This privately-owned park features a series of large rocks that have been stacked in ways reminiscent of ancient Celtic practices. In fact, one of the highlights of the park is a series of rocks placed in a way reminiscent of a smaller Stonehenge.
Columcille Megalith Park traces its roots back to 1967. It was during a trip to the Isle of Iona, a small island off the western coast of Scotland, that William H. Cohea, Jr. had a dream atop the island’s tallest mountain, Dun I.
In his dream, he was surrounded by standing stones. As the park’s website says, “As they came closer, he saw them with tattered, ragged garments. When they were right upon him, they looked down at him. He was horrified, then felt only love from them.”
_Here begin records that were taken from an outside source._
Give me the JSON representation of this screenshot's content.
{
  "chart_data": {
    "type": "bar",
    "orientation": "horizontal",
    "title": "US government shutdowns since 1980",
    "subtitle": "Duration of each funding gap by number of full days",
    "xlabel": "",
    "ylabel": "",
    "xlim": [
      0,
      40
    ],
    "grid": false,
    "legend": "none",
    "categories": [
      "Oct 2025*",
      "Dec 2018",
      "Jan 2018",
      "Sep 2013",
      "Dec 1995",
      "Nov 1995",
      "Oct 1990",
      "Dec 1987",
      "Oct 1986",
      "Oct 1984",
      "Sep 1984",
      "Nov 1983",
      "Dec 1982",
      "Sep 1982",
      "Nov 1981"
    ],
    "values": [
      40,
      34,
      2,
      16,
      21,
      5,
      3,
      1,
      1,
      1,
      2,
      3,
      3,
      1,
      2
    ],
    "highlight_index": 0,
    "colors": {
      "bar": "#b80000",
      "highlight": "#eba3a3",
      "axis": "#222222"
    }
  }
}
Moved by this dream, Cohea returned to the United States and, in 1975, purchased the land that would become Columcille Megalith Park.
The name of the park comes from two places. St. Columcille was a 6th-century monk from Ireland. A contemporary of St. Patrick, St. Columcille built monasteries in Ireland before crossing to the deserted island of Iona and turning it into the foundation of Celtic Christianity.
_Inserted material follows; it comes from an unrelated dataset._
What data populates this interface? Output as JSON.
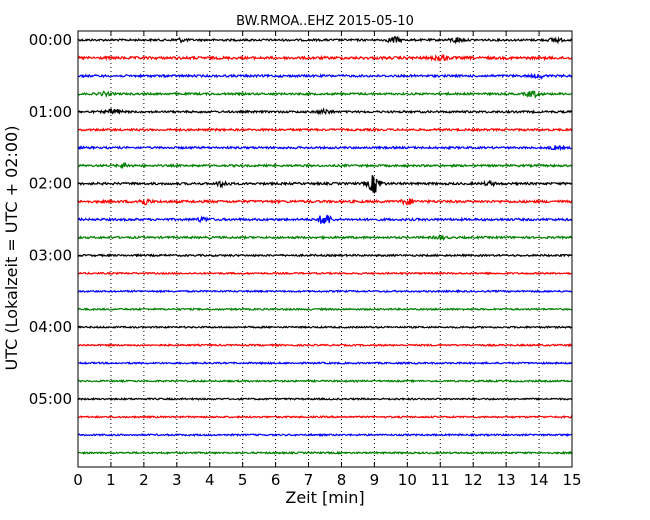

The second word, megalith, simply means a large stone that forms all or part of a prehistoric monument. In this way, the park honors the founder of Celtic Christianity and the prehistoric monuments the area is known for.
Today, there are nearly 100 stone monuments around the park. These stones come from both the park itself as well as a shale quarry a few miles down the road. The stones range in size with the largest one rising 20 feet out of the ground and weighing roughly 45 tons!
The park features wooded hiking trails that pass between the 20 monuments in the park. A map of Columcille Megalith Park is located near the entrance offers a bit of guidance of where to head, though with only a bit of detail.
If you want to make sure you see as much of the park as possible, it might be a good idea to take a picture of this map to help guide your trip. However, if you are just looking to enjoy the beauty of the park and see what you come across, the hiking trails are easy enough to follow, though completely unmarked.
The megalith that’s often referred to as “America’s Stonehenge” is located in an open area adjacent to the small parking lot for the park. This circle of large stacked stones is quite impressive and worth taking a few minutes to explore.
This area is also home to the open-air St. Oren Bell Tower which visitors can enter.
Nearby, St. Columba Chapel is the park’s only enclosed building. If the door is unlocked, take a peek inside and appreciate both the beauty and the craftsmanship that went into creating this structure.
The rest of the stacked stones are scattered throughout the park and have fanciful names like the Sacred Women’s Site and Mount of Dun I.
While walking through the site remember that this park is not only impressive, but is also a spot for mystery and spirituality. Because of this, make sure to be respectful as you marvel at the beauty of Pennsylvania’s Stonehenge.
Where is Columcille Megalith Park?
Columcille Megalith Park is located in northern Northampton County near Bangor, PA. The closest large community is Stroudsburg. While it’s technically located in the Lehigh Valley, it’s often considered one of the top things to do in the Poconos.
The entrance to the park can be found at the following coordinates: 40.926263, -75.201164. There is a small parking area adjacent to the main entrance.
As a reminder, Columcille Megalith Park is a private park. Please be respectful of this spiritual site. The park is open daily from dawn to dusk.
For more information, visit the park’s website.
If you are looking for more things to do in the area, the park is near the Fox Gap access area for the Appalachian Trail. It’s also located near the waterfalls of Slateford Creek.